Question from Jethin:
Space, Time and matter expanding from a tiny spot as formulated in the big bang theory still looks to be confined especially to the question of where and how all the stuff came for the bang. What if the universe that we see is a part of a recycler that create a multiverse and our universe is just one of numerous other universes. A universe like the one we live in could emerge from the tip of a crater of an ultimate system of all creations wherein matter in the form of pure energy is spurted out from a central cauldron holding finite quantum of energy at enormous pressure and temperature. Like a lava flow, energy from this casing could escape through vents in the space-time fabric at higher dimensions, thus creating may be three or multidimensional universes. Studies on CMB radiation and the results therein leading to inflation theory of sudden expansion still call for more observational validations. Could this sudden expansion of our universe be triggered by the super charged energy outflow at tremendous pressure and temperature from an extra dimensional boiler?

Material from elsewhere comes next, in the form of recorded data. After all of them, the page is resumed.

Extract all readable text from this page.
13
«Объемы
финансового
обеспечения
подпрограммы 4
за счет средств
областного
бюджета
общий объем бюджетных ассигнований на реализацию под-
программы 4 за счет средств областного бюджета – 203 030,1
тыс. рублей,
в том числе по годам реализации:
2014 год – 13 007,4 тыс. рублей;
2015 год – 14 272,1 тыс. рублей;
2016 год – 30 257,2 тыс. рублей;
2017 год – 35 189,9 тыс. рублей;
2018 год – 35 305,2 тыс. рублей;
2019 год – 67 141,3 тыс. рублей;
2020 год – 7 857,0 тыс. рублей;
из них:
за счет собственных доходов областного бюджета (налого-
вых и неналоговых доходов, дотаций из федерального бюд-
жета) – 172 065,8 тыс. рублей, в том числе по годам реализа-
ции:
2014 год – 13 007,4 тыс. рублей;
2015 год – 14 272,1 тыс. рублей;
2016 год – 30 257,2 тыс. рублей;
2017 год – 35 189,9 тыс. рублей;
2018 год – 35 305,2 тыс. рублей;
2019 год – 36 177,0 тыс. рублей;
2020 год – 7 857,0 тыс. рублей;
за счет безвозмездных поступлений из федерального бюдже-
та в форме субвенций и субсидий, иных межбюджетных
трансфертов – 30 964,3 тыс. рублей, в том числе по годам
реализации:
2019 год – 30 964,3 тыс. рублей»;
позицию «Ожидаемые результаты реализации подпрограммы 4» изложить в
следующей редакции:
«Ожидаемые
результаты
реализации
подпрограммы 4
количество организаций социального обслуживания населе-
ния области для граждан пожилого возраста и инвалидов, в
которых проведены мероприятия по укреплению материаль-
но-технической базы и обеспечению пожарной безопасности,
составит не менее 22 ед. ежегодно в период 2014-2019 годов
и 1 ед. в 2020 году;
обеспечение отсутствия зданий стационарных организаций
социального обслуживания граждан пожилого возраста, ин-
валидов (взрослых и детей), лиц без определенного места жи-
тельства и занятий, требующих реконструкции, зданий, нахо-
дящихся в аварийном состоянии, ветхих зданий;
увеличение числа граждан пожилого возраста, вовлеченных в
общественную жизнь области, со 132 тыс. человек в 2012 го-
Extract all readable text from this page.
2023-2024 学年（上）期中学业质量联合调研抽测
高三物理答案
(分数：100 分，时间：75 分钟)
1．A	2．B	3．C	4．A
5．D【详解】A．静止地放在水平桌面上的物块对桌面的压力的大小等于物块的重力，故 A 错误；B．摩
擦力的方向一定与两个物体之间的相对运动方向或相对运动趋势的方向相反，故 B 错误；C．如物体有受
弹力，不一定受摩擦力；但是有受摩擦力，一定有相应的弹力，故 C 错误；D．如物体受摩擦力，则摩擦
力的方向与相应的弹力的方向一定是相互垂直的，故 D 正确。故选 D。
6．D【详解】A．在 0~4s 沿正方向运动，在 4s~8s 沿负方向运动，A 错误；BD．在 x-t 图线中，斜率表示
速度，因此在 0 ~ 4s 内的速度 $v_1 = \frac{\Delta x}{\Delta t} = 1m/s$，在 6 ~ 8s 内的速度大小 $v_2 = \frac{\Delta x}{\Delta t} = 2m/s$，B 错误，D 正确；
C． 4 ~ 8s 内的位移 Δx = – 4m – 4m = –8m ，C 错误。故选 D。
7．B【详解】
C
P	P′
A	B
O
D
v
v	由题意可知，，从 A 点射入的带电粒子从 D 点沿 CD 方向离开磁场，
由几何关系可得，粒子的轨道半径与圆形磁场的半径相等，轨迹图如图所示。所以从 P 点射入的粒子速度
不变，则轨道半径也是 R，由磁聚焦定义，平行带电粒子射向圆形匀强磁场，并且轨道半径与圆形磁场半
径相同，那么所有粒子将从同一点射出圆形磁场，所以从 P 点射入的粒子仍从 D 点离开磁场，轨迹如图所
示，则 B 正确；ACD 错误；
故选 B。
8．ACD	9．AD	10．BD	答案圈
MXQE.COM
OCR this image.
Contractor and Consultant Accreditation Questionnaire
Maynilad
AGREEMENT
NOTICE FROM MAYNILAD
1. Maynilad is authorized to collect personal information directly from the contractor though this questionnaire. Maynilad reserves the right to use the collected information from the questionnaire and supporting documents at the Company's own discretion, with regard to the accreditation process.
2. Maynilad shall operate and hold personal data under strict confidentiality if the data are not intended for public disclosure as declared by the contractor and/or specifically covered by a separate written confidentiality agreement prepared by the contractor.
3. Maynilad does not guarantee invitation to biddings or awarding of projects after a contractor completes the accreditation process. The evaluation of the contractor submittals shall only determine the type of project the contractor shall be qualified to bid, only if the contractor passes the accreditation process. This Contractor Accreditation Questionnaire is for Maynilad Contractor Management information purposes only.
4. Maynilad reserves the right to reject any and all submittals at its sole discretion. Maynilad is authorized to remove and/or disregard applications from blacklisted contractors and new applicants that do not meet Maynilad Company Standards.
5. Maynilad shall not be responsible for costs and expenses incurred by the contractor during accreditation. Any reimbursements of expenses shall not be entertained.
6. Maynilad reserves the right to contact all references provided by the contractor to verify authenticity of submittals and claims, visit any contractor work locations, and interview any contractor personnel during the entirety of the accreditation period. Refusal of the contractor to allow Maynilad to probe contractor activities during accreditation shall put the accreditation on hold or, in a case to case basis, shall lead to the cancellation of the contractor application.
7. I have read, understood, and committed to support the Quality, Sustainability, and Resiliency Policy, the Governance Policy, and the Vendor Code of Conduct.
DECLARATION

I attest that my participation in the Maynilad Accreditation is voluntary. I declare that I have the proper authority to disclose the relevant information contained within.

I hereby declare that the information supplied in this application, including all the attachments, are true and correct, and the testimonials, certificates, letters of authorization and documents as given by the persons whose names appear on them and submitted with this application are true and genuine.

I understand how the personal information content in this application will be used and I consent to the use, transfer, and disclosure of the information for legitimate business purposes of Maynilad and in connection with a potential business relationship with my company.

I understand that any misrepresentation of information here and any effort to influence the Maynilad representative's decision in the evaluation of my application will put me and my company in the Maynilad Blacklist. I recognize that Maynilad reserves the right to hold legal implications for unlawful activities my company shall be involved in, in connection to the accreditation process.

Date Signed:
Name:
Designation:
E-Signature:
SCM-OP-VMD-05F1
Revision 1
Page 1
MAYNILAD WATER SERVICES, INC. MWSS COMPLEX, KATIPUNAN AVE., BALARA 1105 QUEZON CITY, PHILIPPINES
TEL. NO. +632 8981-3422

What happens to all the matter that fall into a black hole? Spaghettification, singularity, Hawking radiation, black hole evaporation and what more, all such possibilities have been studied but still there is something missing. Should there be a link between singularity and big bang elsewhere; may be a link that is routed through that ultimate crucible of all creations. Like a reservoir, matter in its pure energy form could be encased in such a place from where the distribution starts to create different universes. The feeding source into it could be black holes pulling in materials from their own universes, stripping to its primal form and gushing into the mother pot. Is our universe a part of that energy-matter recycler that has been going on indefinitely?
Answer by SmartLX:
No freaking idea.
There are a great many models for explaining the beginning of the modern universe. Some posit that the Big Bang really was the beginning and some do not make that assumption. Every so often evidence comes to light that rules out one or more models, leaving the rest as candidates for what really happened. What you describe is closer to some of the surviving models than others, and so far I see no obvious reason to rule it out.
The important thing about your hypothesis for the purposes of this site is that it does not require the initiative or the intervention of a deity. It’s been some time since cosmologists turned to God to explain the as yet unexplained, because they’ve had no need. They might resort to God to explain the impossible, but they haven’t come up against that yet.